Transaction vs batch comparison in DynamoDB - Performance Comparison
When working with DynamoDB, it's important to know how the time it takes to run transactions or batch operations changes as you add more items.
We want to understand how the cost grows when using transactions versus batch writes.
Analyze the time complexity of these DynamoDB operations.
// Transaction example
TransactWriteItems({
TransactItems: [
{ Put: { TableName: 'MyTable', Item: {...} } },
{ Update: { TableName: 'MyTable', Key: {...}, UpdateExpression: '...' } },
// more operations
]
})
// Batch write example
BatchWriteItem({
RequestItems: {
'MyTable': [
{ PutRequest: { Item: {...} } },
{ DeleteRequest: { Key: {...} } },
// more items
]
}
})
The transaction runs multiple operations atomically, while the batch writes multiple items in one call without atomicity.
Look at what repeats as we add more items.
- Primary operation: Each item write or update inside the transaction or batch.
- How many times: Number of items in the transaction or batch.
As you add more items, the total work grows roughly in a straight line.
| Input Size (n) | Approx.
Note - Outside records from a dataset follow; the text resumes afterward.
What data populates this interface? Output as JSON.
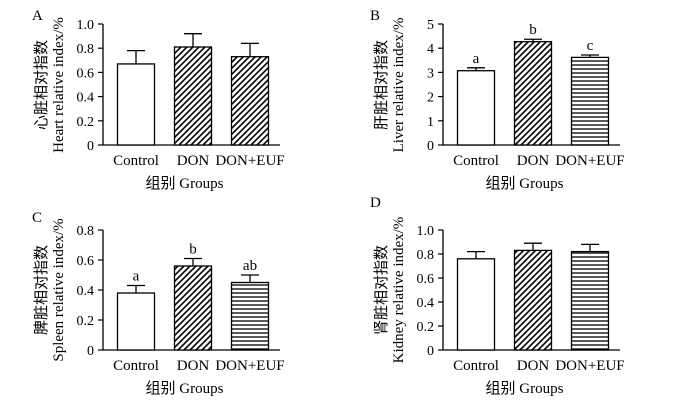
{
  "chart_data": [
    {
      "panel": "A",
      "type": "bar",
      "categories": [
        "Control",
        "DON",
        "DON+EUF"
      ],
      "values": [
        0.67,
        0.81,
        0.73
      ],
      "errors": [
        0.11,
        0.11,
        0.11
      ],
      "significance": [
        "",
        "",
        ""
      ],
      "patterns": [
        "none",
        "diagonal",
        "diagonal"
      ],
      "xlabel": "组别 Groups",
      "ylabel_cn": "心脏相对指数",
      "ylabel_en": "Heart relative index/%",
      "ylim": [
        0,
        1.0
      ],
      "yticks": [
        "0",
        "0.2",
        "0.4",
        "0.6",
        "0.8",
        "1.0"
      ]
    },
    {
      "panel": "B",
      "type": "bar",
      "categories": [
        "Control",
        "DON",
        "DON+EUF"
      ],
      "values": [
        3.07,
        4.27,
        3.62
      ],
      "errors": [
        0.12,
        0.1,
        0.1
      ],
      "significance": [
        "a",
        "b",
        "c"
      ],
      "patterns": [
        "none",
        "diagonal",
        "horizontal"
      ],
      "xlabel": "组别 Groups",
      "ylabel_cn": "肝脏相对指数",
      "ylabel_en": "Liver relative index/%",
      "ylim": [
        0,
        5
      ],
      "yticks": [
        "0",
        "1",
        "2",
        "3",
        "4",
        "5"
      ]
    },
    {
      "panel": "C",
      "type": "bar",
      "categories": [
        "Control",
        "DON",
        "DON+EUF"
      ],
      "values": [
        0.38,
        0.56,
        0.45
      ],
      "errors": [
        0.05,
        0.05,
        0.05
      ],
      "significance": [
        "a",
        "b",
        "ab"
      ],
      "patterns": [
        "none",
        "diagonal",
        "horizontal"
      ],
      "xlabel": "组别 Groups",
      "ylabel_cn": "脾脏相对指数",
      "ylabel_en": "Spleen relative index/%",
      "ylim": [
        0,
        0.8
      ],
      "yticks": [
        "0",
        "0.2",
        "0.4",
        "0.6",
        "0.8"
      ]
    },
    {
      "panel": "D",
      "type": "bar",
      "categories": [
        "Control",
        "DON",
        "DON+EUF"
      ],
      "values": [
        0.76,
        0.83,
        0.82
      ],
      "errors": [
        0.06,
        0.06,
        0.06
      ],
      "significance": [
        "",
        "",
        ""
      ],
      "patterns": [
        "none",
        "diagonal",
        "horizontal"
      ],
      "xlabel": "组别 Groups",
      "ylabel_cn": "肾脏相对指数",
      "ylabel_en": "Kidney relative index/%",
      "ylim": [
        0,
        1.0
      ],
      "yticks": [
        "0",
        "0.2",
        "0.4",
        "0.6",
        "0.8",
        "1.0"
      ]
    }
  ]
}
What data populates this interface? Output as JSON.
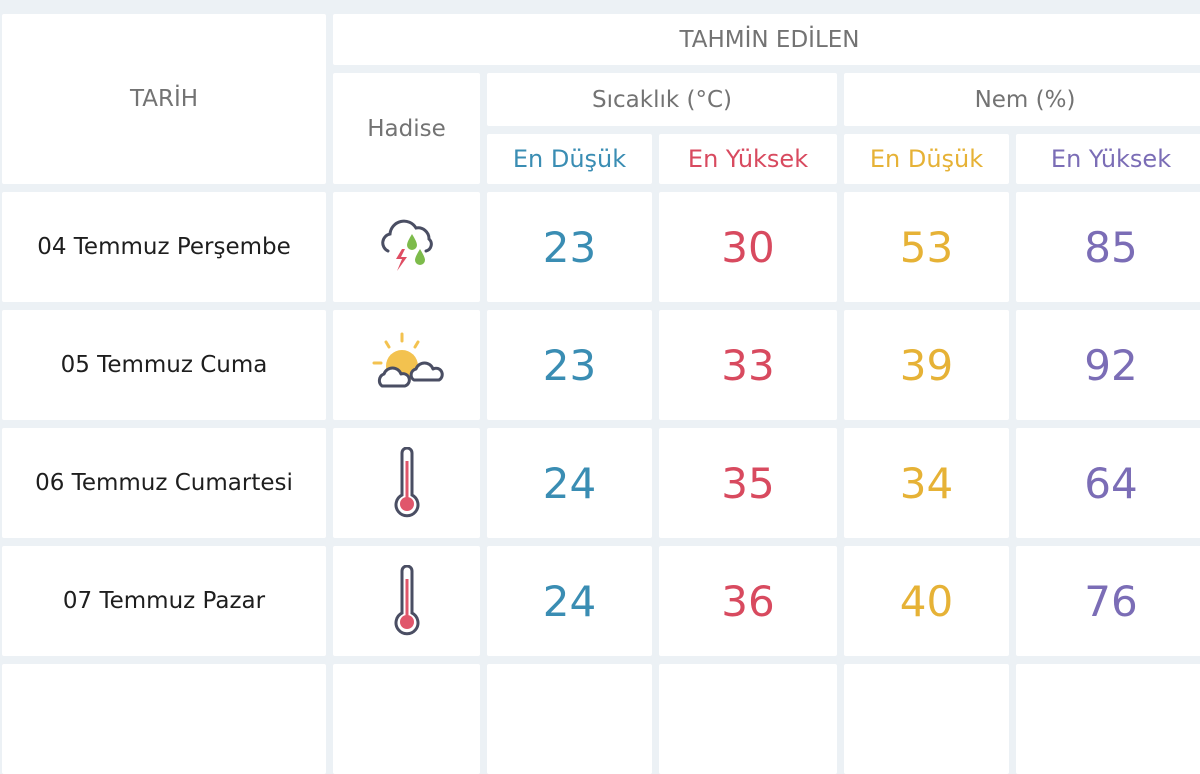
{
  "header": {
    "date_col": "TARİH",
    "forecast_group": "TAHMİN EDİLEN",
    "event_col": "Hadise",
    "temp_group": "Sıcaklık (°C)",
    "humidity_group": "Nem (%)",
    "min_label": "En Düşük",
    "max_label": "En Yüksek"
  },
  "colors": {
    "temp_min": "#3a8db3",
    "temp_max": "#d84a5f",
    "hum_min": "#e6b236",
    "hum_max": "#7b6db6"
  },
  "rows": [
    {
      "date": "04 Temmuz Perşembe",
      "icon": "thunderstorm-rain-icon",
      "temp_min": "23",
      "temp_max": "30",
      "hum_min": "53",
      "hum_max": "85"
    },
    {
      "date": "05 Temmuz Cuma",
      "icon": "partly-cloudy-icon",
      "temp_min": "23",
      "temp_max": "33",
      "hum_min": "39",
      "hum_max": "92"
    },
    {
      "date": "06 Temmuz Cumartesi",
      "icon": "thermometer-hot-icon",
      "temp_min": "24",
      "temp_max": "35",
      "hum_min": "34",
      "hum_max": "64"
    },
    {
      "date": "07 Temmuz Pazar",
      "icon": "thermometer-hot-icon",
      "temp_min": "24",
      "temp_max": "36",
      "hum_min": "40",
      "hum_max": "76"
    }
  ]
}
Operations |
|---|---|
| 10 | About 10 item operations |
| 100 | About 100 item operations |
| 1000 | About 1000 item operations |
Pattern observation: The time grows directly with the number of items processed.
Time Complexity: O(n)
This means the time to complete the operation grows in direct proportion to how many items you include.
[X] Wrong: "Transactions are always slower than batch writes because they do more work."
[OK] Correct: Both scale linearly with item count, but transactions add some overhead for atomicity, not a different growth pattern.
Understanding how these operations scale helps you explain trade-offs clearly and shows you know how to reason about performance in real systems.
"What if we split a large batch into multiple smaller batches? How would that affect the time complexity?"